Pourtant Ciaran n’est pas un monstre comme je l’ai lu. Très forte avec son centre à 955 hPa, mais pas autant qu’en 1999 ou que précédemment, comme le montre cette liste des tempêtes. Il manque parfois des relevés précis mais le passé ne fut pas avare de grosses ou très grosses tempêtes. Celle de février 1935 a produit des vents à 200 kmh (valeur non vérifiée). Celle de 1900 a vu des rafales à plus de 150 kmh.

Et lors de celle de 1859 les 12 Beaufort ont été atteints, soit le maximum de l’échelle.

Enfin selon le Giec, cité ici par le quotidien Sud-Ouest qui relaie les propos d’un chercheur:

« Le rapport n’établit pas de lien probant entre le réchauffement actuel et une quelconque variation du nombre et de l’intensité de ces tempêtes qui transitent à nos latitudes. Il n’infère pas non plus leur renforcement du réchauffement à venir. « Il n’y a pas de consensus établi sur cette question », confirme le Landais Christophe Cassou, l’un des auteurs principaux dudit rapport, chercheur CNRS au Cerfacs, à Toulouse. »

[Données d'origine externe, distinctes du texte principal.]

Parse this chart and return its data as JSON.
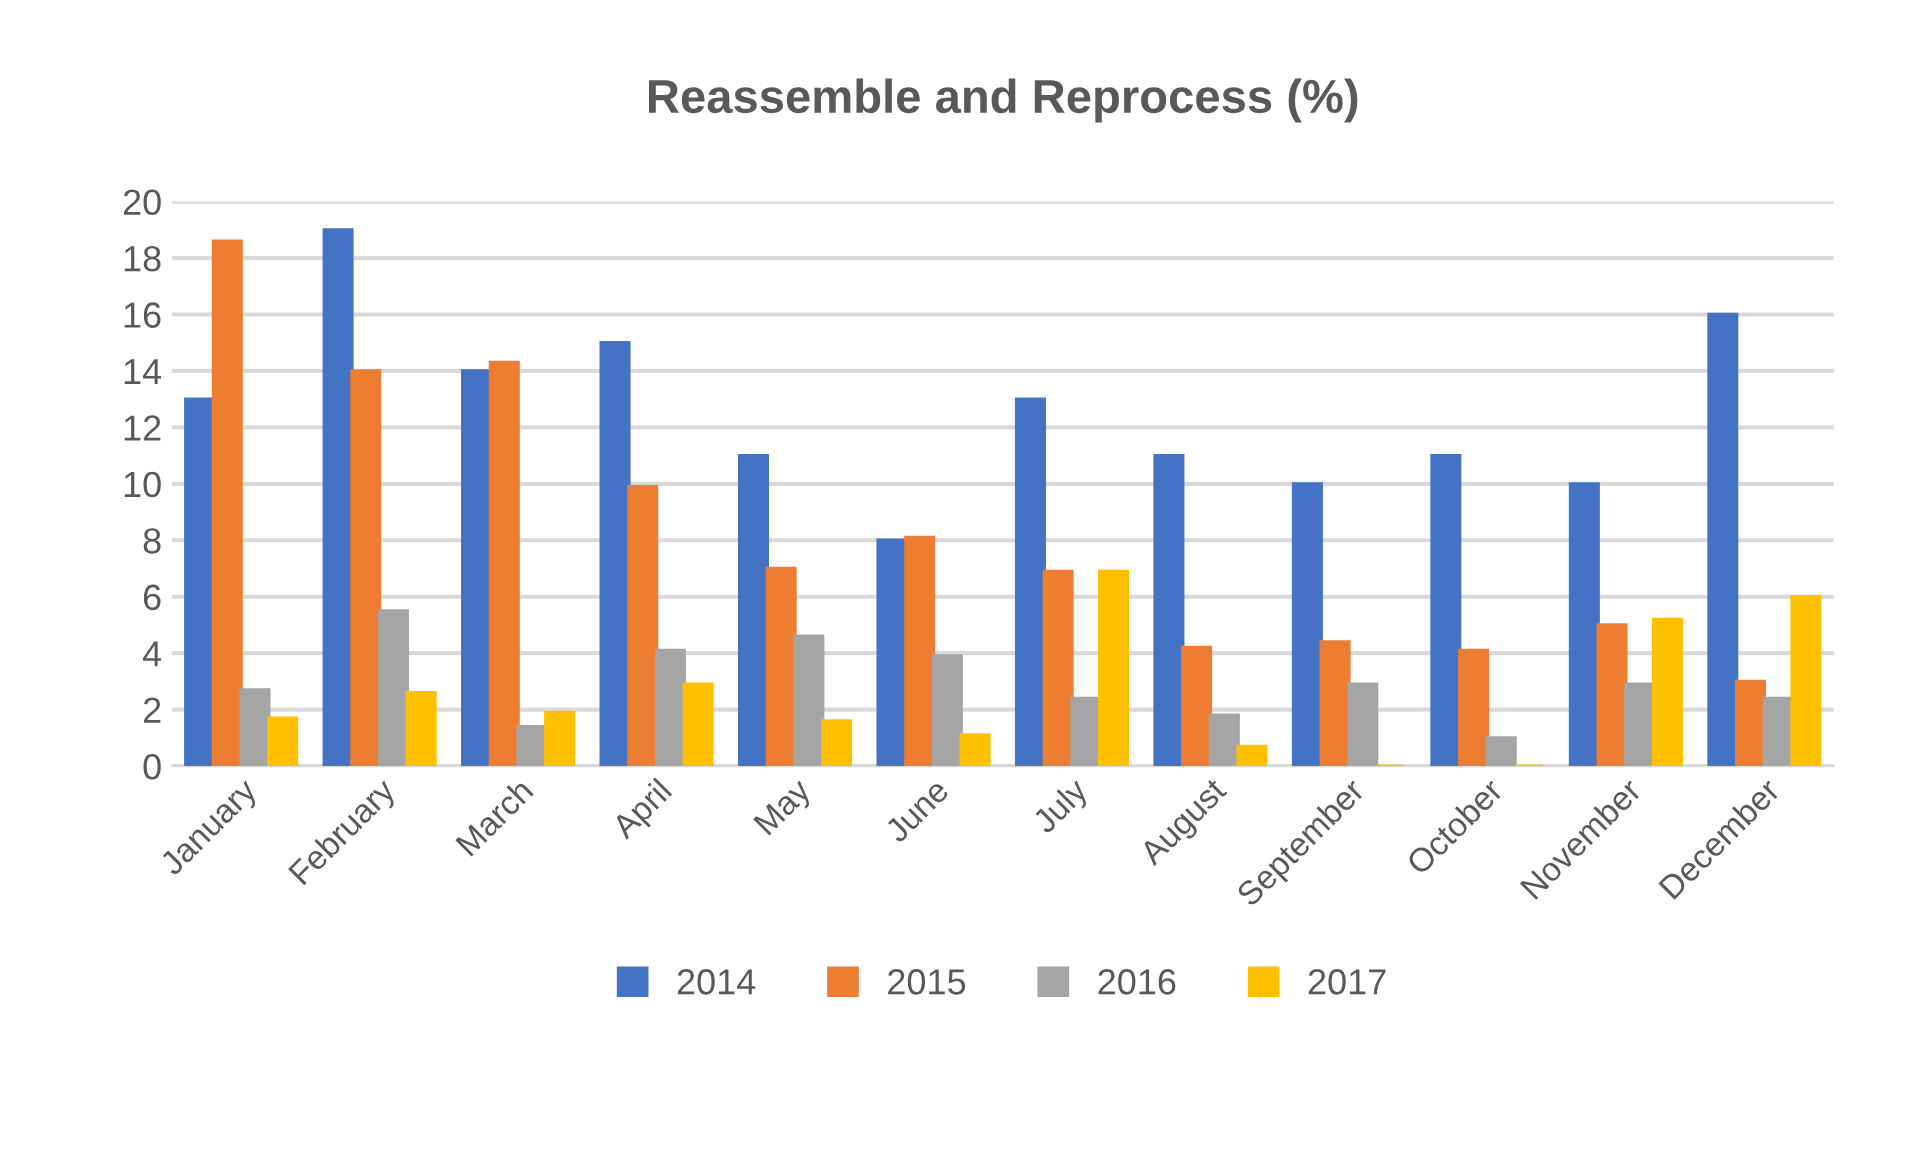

Le ministre français de la transition écologique M. Béchu, qui répète sa leçon en annonçant ders aggravations à venir, devrait se renseigner.

Alors, Ciaran est-elle la tempête du siècle? L’annoncer fait du buzz. Mais nous sommes en 2023. Il y en aura d’autres. Il faut donc attendre 77 ans pour le savoir. En attendant d’autres coups de vents sont prévus pour les prochains jour (image 2). C’est un bon courant d’ouest, porteur de précieuses pluies et d’un grand brassage tous azimuts de l’atmosphère.

 

De bas en haut s'envolaient de grandes guêpes isocèles. La jolie aurore du soir me précédait, les yeux au ciel de mes yeux sans se retourner. Ainsi les navires se couchent dans la tempête d'argent.

André Breton.

 

 

 

 

 

 

Catégories : Environnement-Climat, Météo 1 commentaire

Commentaires

  • Bilan de cette tempête : peu de victimes mais beaucoup de dégâts matériels, de chutes d'arbres en particulier. On l'explique par la perte tardive du feuillage offrant une résistance au vent, et l'humidité des sols gorgés d'eau. Mais où est le réchauffement climatique, toujours mis en accusation par une certaine presse ? En tout cas, l'Homme s'adapte à ces violences météorologiques qui, finalement, font partie de notre environnement naturel.